Ma lèvre est presque en sang, déchirée par ma gêne. Le père a posé sa main sur moi, en signe de soutien, n’imaginant pas, dans sa bonté naïve, que le contact humain, aux souvenir d’autres, n’était peut-être pas le mieux venu. Ou avait-il raison car il ne me gêne pas, il y a des nuances et des intentions qui colorent et changent la nature de nos rapprochements.

— Je ne vous ai jamais parlé comme ça, n’est-ce pas ? Même si nous parlions beaucoup à Melun. Nous devions tous être des vrais moulins à paroles. Même sans croire à Dieu, un aumônier c’est une oreille, et ça vaut bien tous les dieux. Mais ça fait du bien. On n’a pas le droit de dire ça dans la société, les gens biens trouveraient que c’est avoir trop de toupet que de se plaindre, alors que… Alors que quoi ? Qu’ils ne vous ont pas tué eux-mêmes en appliquant la Loi du Talion ? Non pas eux-mêmes : ils ne sont pas assez courageux. Qu’ils n’ont pas laissé la Société (c’est mieux, c’est à responsabilité diluée, une société anonyme) se débarrasser de vous… Qu’ils vous ont laissé le droit de respirer encore, comme eux, mais en cage comme on laisse en vie les animaux qu’on ne veut pas manger et qu’on accepte de nourrir, mais suffisamment loin si possible d’eux et de leur vue.

» Je ne me suis jamais confessé, vraiment je veux dire, vous savez. Même enfant, je mentais en confession, inventant de petits délits ridicules pour taire les plus grands au prêtre. Dieu devait, de toute façon, tout voir et s’il savait, je n’aurais qu’à m’arranger avec lui. Il devait être plus coulant que les hommes d’ailleurs, puisqu’il ne me punissait pas pour autant…

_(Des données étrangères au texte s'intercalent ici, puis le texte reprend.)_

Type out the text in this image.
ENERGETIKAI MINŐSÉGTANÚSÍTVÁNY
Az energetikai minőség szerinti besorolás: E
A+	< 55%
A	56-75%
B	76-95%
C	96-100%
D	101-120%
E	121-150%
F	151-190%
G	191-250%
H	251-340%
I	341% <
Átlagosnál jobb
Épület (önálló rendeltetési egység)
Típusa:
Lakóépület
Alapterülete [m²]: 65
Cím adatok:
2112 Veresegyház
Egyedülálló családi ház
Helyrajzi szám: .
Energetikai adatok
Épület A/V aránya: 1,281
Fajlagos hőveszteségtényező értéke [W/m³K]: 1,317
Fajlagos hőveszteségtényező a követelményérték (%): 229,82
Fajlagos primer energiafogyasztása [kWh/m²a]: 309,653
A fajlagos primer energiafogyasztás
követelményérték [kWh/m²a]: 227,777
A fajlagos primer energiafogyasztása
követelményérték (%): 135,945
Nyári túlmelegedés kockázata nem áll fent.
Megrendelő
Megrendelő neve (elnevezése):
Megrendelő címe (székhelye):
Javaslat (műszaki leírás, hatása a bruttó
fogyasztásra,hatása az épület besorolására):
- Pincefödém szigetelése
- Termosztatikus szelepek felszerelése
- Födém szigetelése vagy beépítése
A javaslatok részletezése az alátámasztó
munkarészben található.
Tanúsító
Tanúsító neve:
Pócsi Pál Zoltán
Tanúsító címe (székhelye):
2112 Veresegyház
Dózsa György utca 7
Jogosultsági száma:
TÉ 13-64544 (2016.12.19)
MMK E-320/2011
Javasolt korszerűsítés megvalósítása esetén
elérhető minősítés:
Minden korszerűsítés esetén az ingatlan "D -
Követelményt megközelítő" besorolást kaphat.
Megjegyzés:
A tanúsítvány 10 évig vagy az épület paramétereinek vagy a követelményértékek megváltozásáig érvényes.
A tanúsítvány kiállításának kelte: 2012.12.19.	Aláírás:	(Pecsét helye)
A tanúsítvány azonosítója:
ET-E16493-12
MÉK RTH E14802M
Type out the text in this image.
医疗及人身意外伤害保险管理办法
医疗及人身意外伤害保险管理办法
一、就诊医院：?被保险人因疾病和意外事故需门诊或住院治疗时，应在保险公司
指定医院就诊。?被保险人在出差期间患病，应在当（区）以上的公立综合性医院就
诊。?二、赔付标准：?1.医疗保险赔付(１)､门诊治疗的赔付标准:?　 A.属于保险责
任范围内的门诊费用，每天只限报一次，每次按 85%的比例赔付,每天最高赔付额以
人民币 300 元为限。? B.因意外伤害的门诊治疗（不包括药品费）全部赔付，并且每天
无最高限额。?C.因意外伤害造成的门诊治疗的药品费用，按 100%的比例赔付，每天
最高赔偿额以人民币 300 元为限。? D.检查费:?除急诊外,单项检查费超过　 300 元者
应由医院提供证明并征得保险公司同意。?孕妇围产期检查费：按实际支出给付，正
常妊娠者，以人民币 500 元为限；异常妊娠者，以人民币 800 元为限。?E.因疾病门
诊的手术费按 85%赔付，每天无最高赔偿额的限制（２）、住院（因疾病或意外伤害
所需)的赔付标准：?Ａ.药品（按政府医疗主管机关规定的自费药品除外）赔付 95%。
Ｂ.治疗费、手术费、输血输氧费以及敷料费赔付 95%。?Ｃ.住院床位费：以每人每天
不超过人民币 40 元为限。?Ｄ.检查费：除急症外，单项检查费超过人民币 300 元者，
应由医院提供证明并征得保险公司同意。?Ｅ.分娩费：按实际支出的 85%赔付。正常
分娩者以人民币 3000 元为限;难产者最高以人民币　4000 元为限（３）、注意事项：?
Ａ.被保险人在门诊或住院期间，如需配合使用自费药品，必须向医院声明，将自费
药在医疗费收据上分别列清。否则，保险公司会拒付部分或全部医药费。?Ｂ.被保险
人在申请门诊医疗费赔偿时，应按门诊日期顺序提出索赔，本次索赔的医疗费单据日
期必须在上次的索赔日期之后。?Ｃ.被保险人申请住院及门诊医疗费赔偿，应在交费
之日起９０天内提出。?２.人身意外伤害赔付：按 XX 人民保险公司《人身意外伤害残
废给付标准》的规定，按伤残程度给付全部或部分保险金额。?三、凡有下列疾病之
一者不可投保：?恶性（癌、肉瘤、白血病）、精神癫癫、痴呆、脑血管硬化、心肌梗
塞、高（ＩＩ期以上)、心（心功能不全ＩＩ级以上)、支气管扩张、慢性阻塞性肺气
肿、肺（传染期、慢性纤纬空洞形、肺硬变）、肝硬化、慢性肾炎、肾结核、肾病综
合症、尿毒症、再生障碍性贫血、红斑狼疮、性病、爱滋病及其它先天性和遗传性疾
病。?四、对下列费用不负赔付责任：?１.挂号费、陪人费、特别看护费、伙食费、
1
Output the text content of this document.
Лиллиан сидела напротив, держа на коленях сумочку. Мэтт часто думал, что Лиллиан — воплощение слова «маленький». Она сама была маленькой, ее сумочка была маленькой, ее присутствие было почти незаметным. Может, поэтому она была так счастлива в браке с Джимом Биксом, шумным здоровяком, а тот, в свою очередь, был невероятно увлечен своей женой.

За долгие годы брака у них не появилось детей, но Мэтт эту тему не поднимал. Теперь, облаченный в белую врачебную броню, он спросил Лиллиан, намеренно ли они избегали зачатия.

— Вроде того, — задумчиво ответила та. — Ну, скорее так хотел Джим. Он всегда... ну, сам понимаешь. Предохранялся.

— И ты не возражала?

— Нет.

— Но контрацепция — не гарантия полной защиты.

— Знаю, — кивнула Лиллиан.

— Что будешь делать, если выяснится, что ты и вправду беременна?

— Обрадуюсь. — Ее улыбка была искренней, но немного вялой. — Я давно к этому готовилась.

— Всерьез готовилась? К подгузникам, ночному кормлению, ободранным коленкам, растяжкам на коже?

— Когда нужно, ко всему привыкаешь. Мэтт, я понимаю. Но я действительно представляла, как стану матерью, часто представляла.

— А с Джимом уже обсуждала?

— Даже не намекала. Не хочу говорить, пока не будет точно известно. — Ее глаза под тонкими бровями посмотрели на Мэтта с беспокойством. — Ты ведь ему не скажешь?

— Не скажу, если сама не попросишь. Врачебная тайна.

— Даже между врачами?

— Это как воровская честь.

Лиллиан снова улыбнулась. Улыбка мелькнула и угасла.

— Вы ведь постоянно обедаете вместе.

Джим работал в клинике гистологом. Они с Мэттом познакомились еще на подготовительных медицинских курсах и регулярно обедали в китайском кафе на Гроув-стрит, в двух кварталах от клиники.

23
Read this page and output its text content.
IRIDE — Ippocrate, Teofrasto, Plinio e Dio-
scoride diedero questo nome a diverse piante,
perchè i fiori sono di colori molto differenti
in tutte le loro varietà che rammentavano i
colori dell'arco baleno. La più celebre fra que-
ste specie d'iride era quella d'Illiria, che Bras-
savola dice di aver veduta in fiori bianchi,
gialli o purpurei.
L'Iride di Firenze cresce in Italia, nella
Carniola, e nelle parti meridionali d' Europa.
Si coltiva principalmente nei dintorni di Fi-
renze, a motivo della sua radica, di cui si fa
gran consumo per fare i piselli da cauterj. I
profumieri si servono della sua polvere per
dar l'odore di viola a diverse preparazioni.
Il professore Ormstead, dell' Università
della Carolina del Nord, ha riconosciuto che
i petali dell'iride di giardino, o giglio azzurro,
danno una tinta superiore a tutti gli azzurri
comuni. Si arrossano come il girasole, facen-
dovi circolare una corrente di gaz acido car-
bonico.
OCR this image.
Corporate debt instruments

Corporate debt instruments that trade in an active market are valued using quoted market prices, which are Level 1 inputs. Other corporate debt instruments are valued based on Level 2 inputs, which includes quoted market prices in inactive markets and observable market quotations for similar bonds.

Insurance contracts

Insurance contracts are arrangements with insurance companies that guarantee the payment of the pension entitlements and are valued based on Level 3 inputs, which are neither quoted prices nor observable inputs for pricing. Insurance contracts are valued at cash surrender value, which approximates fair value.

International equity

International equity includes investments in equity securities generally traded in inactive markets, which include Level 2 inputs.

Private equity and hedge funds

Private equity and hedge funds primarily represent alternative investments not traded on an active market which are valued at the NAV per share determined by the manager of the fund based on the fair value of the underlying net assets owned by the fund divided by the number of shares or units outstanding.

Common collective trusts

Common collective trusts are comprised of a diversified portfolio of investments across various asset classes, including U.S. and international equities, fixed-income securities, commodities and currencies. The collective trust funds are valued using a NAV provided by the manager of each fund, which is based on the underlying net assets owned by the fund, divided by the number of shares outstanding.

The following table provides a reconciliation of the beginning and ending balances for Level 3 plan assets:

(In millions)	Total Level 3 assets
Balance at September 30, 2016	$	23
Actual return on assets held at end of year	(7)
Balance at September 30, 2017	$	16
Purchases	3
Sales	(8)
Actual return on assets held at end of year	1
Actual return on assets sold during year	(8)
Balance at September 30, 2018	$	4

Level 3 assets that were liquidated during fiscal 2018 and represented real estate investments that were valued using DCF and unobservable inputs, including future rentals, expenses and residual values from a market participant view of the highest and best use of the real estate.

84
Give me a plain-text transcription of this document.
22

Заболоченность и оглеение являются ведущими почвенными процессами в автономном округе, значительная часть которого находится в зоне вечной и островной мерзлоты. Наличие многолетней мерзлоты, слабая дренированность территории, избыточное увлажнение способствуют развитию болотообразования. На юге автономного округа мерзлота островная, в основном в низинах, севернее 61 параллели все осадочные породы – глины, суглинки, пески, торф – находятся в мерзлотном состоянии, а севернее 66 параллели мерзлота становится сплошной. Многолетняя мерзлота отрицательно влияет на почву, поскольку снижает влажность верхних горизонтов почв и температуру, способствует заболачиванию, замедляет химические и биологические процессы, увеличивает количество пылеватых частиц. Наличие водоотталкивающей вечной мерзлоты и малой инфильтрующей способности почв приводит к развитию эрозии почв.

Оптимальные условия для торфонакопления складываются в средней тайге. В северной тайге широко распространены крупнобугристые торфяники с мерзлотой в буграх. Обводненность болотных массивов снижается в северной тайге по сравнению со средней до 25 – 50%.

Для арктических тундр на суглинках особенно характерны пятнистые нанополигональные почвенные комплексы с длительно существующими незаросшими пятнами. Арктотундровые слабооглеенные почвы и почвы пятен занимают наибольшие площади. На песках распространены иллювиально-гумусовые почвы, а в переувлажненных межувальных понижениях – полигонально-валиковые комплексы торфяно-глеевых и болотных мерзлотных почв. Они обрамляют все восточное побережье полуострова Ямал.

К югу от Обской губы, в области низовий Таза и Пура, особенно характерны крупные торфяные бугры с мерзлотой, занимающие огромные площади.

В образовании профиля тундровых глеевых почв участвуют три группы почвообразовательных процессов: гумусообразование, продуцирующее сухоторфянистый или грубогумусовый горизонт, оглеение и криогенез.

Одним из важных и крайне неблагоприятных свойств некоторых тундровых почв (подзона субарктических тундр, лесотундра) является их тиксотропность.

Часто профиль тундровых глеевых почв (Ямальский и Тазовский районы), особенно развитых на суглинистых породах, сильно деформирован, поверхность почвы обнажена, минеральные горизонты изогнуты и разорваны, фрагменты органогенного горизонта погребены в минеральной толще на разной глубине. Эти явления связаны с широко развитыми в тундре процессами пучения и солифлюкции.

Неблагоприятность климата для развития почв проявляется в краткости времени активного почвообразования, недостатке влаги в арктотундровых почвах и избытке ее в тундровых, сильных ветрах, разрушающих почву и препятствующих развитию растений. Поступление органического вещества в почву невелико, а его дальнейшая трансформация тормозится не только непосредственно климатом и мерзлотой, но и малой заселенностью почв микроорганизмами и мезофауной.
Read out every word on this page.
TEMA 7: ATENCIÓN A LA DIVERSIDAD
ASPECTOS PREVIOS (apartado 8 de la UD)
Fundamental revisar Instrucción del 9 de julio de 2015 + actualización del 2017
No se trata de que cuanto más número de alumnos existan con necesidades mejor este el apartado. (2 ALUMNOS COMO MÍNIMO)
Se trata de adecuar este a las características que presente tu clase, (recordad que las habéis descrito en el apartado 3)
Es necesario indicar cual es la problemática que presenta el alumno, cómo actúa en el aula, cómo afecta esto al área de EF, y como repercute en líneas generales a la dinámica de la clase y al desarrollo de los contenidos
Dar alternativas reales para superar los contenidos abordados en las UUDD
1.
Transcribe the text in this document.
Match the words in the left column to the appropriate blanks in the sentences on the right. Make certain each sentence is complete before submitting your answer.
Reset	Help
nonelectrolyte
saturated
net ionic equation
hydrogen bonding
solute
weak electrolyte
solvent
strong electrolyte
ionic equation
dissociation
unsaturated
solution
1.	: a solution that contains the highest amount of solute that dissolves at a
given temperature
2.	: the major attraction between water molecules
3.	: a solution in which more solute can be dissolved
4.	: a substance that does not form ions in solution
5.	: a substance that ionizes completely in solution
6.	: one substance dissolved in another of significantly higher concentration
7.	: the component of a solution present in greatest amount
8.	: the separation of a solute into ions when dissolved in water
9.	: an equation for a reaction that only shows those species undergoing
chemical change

— Dieu connaît les cœurs, les hommes doivent se débattre dans les apparences, c’est pour ça qu’ils sont plus féroces. De peur d’être plus faibles, peut-être.

— En tout cas, en matière de confessions, j’ai pris le parti d’être honnête au prétoire. Je ne révélais rien de grave aux autorités de la prison, mais je leur montrais que mes actes n’avaient rien contre eux. J’avais participé à telle rébellion pour ne pas me faire marginaliser. Ils comprenaient. Je voulais être néanmoins puni de la même façon que les autres pour ne pas éveiller de craintes. Ils acquiesçaient. Mon niveau de français leur laissait me faire la faveur de la bibliothèque et ses répits ; je préférais ça à d’autres services : je n’aurais pas pu aider le médecin, je déteste le sang ; le pauvre détenu coiffeur devait massacrer les gars qui allaient au mitard sur ordre des gardiens, il se faisait détester et n’y pouvait rien… il nous le disait à chaque fois, mais on lui en voulait quand même dès qu’on osait se regarder (rarement…) ; la distribution de lait, c’est trop rapide comme tâche ; etc.

— Mais pourtant, cela ne s’est pas trop mal passé. Tu étais bien vu à Melun.

— Oui, j’ai domestiqué mes conditions de vie. J’ai appris à y survivre. Mais quelle image vouliez-vous que j’aie de la société en sortant ? J’avais un casier judiciaire qui me marquerait à jamais comme prisonnier ; elle ne me laisserait jamais quitte. Je ne pourrais jamais gagner bien plus que les 1000 francs qui me permettraient à peine de survivre. M’obligeant à manger dans la main d’exploiteurs qui savent bien que je ne peux pas faire le difficile avec ce boulet au pied, mis en concurrence avec de pauvres gars qui viennent de la Péninsule ibérique ou du Maghreb et qui ont tout quitté pour espérer toucher ces 1000 misérables francs que je ne n’aurais jamais pensé être heureux de gagner avant d’aller en prison. Quelle image pouvais-je avoir de la société, alors qu’elle m’avait obligé à faire mes besoins devant les autres pendant des années ? Ça lui coûtait combien de me laisser avoir une porte…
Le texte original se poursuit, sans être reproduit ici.